The Adaptive Arms Race: Redefining Robustness in AI Security
Ilias Tsingenopoulos, Vera Rimmer, Davy Preuveneers, Fabio Pierazzi, Lorenzo Cavallaro, Wouter Joosen
TL;DR
The paper addresses the challenge of robustness for AI systems exposed to decision-based, black-box attacks, arguing that existing defenses and non-adaptive evaluations give a misleading sense of security. It introduces Adversarial Markov Games (AMG) to model the turn-taking dynamics between adaptive attacks and defenses and employs self-adaptive reinforcement learning to optimize both sides, including active defenses that misdirect or reject. The authors provide a theoretical framework and extensive empirical evidence showing that self-adaptive attacks can outperform state-of-the-art baselines and that adaptive defenses can significantly impede them, revealing an ongoing arms race in robustness evaluation.

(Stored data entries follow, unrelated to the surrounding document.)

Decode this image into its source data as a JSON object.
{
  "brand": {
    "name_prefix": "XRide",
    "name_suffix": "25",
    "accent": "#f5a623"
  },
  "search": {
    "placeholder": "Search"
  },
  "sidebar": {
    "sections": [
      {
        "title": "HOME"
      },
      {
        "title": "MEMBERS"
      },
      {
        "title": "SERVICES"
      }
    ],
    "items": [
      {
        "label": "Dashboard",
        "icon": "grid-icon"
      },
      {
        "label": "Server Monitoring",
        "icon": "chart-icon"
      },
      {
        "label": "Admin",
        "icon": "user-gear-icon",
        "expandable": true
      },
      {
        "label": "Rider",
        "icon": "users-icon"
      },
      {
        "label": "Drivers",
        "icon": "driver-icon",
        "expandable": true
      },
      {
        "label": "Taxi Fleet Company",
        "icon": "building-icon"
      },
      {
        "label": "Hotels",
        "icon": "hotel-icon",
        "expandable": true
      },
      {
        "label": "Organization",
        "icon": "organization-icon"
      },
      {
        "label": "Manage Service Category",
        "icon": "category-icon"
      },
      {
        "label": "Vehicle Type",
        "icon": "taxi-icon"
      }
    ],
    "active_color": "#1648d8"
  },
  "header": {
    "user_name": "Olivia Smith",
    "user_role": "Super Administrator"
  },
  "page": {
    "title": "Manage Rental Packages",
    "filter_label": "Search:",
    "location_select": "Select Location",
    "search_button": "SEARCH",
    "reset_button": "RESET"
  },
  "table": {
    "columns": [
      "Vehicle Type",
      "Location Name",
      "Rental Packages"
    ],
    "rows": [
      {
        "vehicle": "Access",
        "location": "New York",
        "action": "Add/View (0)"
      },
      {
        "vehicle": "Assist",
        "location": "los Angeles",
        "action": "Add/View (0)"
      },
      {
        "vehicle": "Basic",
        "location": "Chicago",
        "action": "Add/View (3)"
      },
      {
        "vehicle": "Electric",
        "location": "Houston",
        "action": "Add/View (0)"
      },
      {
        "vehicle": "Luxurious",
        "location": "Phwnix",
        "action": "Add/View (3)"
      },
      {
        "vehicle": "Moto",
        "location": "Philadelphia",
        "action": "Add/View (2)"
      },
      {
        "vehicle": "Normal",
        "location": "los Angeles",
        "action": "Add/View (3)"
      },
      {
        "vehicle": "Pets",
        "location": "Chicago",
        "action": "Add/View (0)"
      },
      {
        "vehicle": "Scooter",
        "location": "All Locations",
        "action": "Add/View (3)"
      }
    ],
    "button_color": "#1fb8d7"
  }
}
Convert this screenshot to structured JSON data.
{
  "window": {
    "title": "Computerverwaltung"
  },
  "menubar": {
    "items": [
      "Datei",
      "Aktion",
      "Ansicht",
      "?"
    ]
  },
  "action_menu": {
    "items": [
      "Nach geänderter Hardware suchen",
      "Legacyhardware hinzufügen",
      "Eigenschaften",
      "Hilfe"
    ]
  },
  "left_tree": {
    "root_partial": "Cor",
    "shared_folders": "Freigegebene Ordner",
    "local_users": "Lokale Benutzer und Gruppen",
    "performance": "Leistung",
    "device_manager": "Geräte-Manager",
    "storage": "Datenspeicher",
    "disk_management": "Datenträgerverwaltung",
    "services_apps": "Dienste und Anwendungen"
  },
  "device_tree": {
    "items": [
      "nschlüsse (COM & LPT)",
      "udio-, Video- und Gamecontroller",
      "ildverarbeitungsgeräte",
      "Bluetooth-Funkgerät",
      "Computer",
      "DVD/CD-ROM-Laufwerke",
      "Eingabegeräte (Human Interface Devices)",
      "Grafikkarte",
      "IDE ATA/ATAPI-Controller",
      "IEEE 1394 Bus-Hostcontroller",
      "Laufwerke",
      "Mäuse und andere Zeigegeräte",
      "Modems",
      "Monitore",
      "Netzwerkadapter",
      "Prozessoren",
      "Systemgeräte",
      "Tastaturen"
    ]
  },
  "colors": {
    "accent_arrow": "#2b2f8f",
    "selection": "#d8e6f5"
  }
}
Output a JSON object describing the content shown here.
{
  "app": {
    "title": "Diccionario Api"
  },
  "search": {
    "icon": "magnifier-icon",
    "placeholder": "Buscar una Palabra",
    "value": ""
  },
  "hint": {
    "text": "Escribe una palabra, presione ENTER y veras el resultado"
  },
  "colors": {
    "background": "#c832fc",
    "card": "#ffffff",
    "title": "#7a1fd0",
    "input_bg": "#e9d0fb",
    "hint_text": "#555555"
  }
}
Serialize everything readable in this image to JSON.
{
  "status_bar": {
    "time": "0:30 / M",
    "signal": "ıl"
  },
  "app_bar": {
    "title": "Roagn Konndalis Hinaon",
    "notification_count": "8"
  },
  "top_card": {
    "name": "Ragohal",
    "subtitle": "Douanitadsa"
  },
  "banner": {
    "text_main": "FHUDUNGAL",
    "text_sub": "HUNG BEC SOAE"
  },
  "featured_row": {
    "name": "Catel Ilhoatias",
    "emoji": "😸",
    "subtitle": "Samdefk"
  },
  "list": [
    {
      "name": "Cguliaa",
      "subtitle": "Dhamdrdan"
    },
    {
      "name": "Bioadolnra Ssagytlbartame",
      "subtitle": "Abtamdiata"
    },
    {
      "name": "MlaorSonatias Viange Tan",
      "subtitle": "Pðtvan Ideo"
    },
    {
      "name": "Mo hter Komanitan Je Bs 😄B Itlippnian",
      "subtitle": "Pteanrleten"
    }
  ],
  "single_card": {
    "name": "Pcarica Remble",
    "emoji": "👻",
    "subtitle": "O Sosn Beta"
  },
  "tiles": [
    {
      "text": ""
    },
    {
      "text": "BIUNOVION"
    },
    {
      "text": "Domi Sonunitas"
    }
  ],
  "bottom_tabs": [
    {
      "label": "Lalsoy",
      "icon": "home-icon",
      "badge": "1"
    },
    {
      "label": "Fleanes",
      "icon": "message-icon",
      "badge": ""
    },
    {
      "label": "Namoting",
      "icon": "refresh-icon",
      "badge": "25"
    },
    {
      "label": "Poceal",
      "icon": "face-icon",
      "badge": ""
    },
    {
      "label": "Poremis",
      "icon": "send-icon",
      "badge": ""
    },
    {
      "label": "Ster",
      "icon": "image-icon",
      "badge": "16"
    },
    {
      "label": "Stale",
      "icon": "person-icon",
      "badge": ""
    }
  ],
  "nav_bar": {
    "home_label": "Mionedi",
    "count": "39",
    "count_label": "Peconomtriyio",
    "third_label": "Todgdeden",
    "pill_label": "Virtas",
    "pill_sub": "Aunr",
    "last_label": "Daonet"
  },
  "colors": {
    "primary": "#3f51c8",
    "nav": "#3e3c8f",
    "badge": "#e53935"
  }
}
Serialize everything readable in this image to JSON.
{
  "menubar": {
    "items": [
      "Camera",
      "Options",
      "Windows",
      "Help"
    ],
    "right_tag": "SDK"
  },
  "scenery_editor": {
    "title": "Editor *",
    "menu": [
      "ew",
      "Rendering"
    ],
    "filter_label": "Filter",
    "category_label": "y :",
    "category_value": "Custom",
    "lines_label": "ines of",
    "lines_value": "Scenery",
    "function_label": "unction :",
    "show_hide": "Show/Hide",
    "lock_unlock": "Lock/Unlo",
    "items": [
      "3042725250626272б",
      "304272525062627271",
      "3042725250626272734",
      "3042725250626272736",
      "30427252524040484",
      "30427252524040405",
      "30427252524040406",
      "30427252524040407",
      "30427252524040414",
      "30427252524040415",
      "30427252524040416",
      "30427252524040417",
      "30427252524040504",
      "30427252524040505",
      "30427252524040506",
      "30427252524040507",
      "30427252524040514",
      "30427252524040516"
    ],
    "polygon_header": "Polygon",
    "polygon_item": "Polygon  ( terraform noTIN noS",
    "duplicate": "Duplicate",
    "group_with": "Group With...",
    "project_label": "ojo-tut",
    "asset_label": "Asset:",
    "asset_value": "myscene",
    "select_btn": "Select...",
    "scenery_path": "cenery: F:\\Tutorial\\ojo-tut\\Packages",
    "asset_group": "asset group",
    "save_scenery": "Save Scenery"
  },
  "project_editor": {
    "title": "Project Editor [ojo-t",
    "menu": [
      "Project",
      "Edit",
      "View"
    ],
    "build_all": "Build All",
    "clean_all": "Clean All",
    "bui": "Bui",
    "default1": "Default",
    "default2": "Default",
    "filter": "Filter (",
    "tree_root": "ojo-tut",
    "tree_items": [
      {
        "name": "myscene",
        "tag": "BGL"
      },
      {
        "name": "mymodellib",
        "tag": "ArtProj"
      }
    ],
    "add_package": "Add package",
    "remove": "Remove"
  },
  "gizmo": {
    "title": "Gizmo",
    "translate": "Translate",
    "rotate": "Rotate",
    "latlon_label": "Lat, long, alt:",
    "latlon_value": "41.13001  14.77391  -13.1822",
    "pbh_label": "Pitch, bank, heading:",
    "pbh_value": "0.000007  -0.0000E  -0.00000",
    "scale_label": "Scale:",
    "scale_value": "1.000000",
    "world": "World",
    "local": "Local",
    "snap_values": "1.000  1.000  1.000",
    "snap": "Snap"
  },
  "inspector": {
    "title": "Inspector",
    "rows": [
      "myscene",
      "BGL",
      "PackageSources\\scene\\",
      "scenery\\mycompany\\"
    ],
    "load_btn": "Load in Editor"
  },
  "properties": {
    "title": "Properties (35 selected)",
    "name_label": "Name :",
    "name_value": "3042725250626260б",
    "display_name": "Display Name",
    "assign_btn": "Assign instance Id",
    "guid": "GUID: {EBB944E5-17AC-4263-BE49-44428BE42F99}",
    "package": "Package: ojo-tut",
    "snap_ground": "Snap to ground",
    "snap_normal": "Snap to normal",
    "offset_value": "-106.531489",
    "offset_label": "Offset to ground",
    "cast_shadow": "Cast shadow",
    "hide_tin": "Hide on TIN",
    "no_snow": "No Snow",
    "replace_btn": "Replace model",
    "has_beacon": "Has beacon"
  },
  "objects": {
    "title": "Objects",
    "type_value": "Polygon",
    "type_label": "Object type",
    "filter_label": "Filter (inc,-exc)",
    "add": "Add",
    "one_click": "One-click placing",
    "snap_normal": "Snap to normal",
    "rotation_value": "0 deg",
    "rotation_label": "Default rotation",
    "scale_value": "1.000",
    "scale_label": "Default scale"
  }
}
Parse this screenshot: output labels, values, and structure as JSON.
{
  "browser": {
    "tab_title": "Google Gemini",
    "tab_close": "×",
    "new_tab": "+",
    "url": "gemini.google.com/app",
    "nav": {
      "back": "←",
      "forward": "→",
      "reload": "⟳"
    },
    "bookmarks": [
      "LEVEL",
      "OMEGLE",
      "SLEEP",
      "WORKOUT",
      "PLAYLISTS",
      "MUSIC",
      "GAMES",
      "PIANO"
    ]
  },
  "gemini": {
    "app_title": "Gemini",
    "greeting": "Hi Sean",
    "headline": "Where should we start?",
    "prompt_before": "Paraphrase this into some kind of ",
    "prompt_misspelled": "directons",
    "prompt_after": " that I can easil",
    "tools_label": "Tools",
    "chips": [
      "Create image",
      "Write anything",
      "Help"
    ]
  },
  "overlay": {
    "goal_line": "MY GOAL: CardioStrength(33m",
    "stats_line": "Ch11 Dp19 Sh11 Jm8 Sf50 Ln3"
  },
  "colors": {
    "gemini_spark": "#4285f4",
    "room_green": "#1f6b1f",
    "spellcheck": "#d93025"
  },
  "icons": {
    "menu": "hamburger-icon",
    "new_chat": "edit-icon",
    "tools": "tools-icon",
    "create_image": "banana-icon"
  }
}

The work has practical impact by enabling more realistic robustness assessments for deployed ML systems and by offering open-source tooling to study adaptive interactions across domains beyond image classification.
Abstract
Despite considerable efforts on making them robust, real-world AI-based systems remain vulnerable to decision based attacks, as definitive proofs of their operational robustness have so far proven intractable. Canonical robustness evaluation relies on adaptive attacks, which leverage complete knowledge of the defense and are tailored to bypass it. This work broadens the notion of adaptivity, which we employ to enhance both attacks and defenses, showing how they can benefit from mutual learning through interaction. We introduce a framework for adaptively optimizing black-box attacks and defenses under the competitive game they form. To assess robustness reliably, it is essential to evaluate against realistic and worst-case attacks. We thus enhance attacks and their evasive arsenal together using RL, apply the same principle to defenses, and evaluate them first independently and then jointly under a multi-agent perspective. We find that active defenses, those that dynamically control system responses, are an essential complement to model hardening against decision-based attacks; that these defenses can be circumvented by adaptive attacks, something that elicits defenses being adaptive too. Our findings, supported by an extensive theoretical and empirical investigation, confirm that adaptive adversaries pose a serious threat to black-box AI-based systems, rekindling the proverbial arms race. Notably, our approach outperforms the state-of-the-art black-box attacks and defenses, while bringing them together to render effective insights into the robustness of real-world deployed ML-based systems.